Salt

An excellent history of salt beginning in early China and weaving through ancient Rome, Israel, US Civil War, US Revolutionary War, Italy, France, Sweden, Hawaii, Ghandi’s India, Liverpool, Bahamas, Poland, Salzburg, Avery Island, San Francisco. The story also touches on the Morton Salt Company buying up little saltworks and becoming the world’s largest salt company. “When it rains, it pours.” Salt is ubiquitous and often overlooked as an important facet of life. Animals (humans included) would die without salt.

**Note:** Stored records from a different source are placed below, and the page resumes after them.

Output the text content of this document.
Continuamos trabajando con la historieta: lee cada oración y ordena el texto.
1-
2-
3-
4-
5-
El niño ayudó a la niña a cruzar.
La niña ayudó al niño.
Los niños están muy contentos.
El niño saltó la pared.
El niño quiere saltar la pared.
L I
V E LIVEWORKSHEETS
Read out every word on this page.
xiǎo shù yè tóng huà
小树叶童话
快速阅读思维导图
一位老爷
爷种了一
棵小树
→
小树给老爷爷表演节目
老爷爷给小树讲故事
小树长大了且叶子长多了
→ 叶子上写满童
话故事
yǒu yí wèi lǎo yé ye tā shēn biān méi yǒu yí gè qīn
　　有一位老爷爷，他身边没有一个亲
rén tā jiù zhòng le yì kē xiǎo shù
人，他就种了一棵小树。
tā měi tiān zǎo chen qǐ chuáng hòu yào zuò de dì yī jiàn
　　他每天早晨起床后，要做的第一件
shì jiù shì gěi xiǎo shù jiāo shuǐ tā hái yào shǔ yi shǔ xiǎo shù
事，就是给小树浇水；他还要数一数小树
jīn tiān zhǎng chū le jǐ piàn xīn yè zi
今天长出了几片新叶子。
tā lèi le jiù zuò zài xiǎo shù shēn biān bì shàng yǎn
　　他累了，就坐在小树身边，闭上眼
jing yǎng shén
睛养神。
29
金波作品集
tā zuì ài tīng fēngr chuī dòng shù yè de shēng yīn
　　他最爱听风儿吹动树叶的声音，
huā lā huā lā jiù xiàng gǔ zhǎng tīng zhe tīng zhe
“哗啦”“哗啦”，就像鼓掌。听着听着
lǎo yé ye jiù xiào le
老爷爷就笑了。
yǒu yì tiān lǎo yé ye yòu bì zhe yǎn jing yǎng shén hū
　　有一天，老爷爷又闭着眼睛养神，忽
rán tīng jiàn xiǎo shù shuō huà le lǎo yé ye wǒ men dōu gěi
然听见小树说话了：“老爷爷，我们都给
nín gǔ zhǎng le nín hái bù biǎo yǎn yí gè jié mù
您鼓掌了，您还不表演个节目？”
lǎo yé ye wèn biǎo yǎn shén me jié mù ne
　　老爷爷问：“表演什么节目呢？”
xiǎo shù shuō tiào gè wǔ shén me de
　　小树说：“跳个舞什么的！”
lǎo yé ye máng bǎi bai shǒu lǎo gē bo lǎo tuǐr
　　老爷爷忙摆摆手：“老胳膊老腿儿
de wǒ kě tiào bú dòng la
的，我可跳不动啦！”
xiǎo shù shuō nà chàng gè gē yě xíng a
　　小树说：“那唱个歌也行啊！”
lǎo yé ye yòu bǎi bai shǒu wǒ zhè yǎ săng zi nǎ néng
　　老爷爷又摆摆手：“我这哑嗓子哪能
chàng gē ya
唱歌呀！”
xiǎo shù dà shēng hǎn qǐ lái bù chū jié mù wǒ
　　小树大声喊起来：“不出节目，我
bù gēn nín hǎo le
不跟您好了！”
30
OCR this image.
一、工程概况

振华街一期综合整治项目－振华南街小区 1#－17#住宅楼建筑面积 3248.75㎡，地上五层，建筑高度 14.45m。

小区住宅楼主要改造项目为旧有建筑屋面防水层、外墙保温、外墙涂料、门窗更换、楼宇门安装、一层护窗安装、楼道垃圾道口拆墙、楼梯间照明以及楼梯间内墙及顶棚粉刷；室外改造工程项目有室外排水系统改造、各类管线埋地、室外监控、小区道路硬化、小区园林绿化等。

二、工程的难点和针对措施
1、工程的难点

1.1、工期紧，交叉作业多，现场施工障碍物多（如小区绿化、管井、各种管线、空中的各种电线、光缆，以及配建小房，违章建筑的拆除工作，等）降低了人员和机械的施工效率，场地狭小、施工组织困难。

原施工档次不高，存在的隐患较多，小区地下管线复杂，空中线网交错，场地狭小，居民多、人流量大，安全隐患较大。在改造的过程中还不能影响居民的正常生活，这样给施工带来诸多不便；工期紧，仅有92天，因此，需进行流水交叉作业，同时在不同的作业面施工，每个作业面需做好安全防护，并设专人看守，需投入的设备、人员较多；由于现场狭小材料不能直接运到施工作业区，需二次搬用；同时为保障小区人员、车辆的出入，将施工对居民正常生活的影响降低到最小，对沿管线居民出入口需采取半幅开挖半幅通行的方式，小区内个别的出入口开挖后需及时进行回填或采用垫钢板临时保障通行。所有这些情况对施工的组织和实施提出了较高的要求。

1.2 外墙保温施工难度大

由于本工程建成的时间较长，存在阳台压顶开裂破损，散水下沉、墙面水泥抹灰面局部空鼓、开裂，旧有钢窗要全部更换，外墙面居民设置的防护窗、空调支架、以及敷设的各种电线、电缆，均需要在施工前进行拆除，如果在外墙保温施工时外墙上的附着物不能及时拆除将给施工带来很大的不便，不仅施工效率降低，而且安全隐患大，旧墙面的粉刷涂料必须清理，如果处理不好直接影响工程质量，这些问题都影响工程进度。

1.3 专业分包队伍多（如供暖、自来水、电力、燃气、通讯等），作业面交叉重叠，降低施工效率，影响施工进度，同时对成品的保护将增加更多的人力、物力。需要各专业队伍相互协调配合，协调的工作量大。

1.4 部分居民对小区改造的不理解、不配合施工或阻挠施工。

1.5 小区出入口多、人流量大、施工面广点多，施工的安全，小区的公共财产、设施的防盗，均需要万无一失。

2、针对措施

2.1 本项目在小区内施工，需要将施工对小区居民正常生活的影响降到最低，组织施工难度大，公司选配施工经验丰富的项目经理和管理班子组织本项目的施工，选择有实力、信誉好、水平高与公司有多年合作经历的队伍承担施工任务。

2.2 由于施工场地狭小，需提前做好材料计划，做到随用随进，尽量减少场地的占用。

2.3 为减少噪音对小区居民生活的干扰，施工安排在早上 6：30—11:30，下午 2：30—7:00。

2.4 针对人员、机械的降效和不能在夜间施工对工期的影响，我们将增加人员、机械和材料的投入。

Some fun facts about salt:

  • the word salary comes from the Latin salarius, of salt. Roman soldiers received salt as their pay.
  • olives were experimented with for centuries before it was found that soaking them in brine (salted water) made them edible
  • Avery Island (home of Tabasco sauce) sits on a salt dome
  • a Carlsbad, NM salt mine is being prepared to contain nuclear waste that will remain toxic for 240,000 more years
  • in the 1970’s, emergency oil reserves were stored in salt domes around the Gulf of Mexico
  • in the early 17th century, the Polish salt mine was used to entertain visitors: the walls, ceiling, floor, chandeliers and statues in the mine were all made from salt.
  • The World Health Organization & Unicef urged salt producers to add iodine to their salt to prevent goiter, a thyroid gland enlargement.
  • in 18th century England, anchovy sauce became known as ketchup, which derives its name from the Indonesian fish and soy sauce kecap ikan. Ketchup became a tomato sauce in the US, as tomatoes are native to America.
  • soy sauce originally was fish fermented in salt, or jiang. In China, soybeans were added to ferment with the fish and in time fish were dropped from the recipe, resulting in jiangyou, or soy sauce.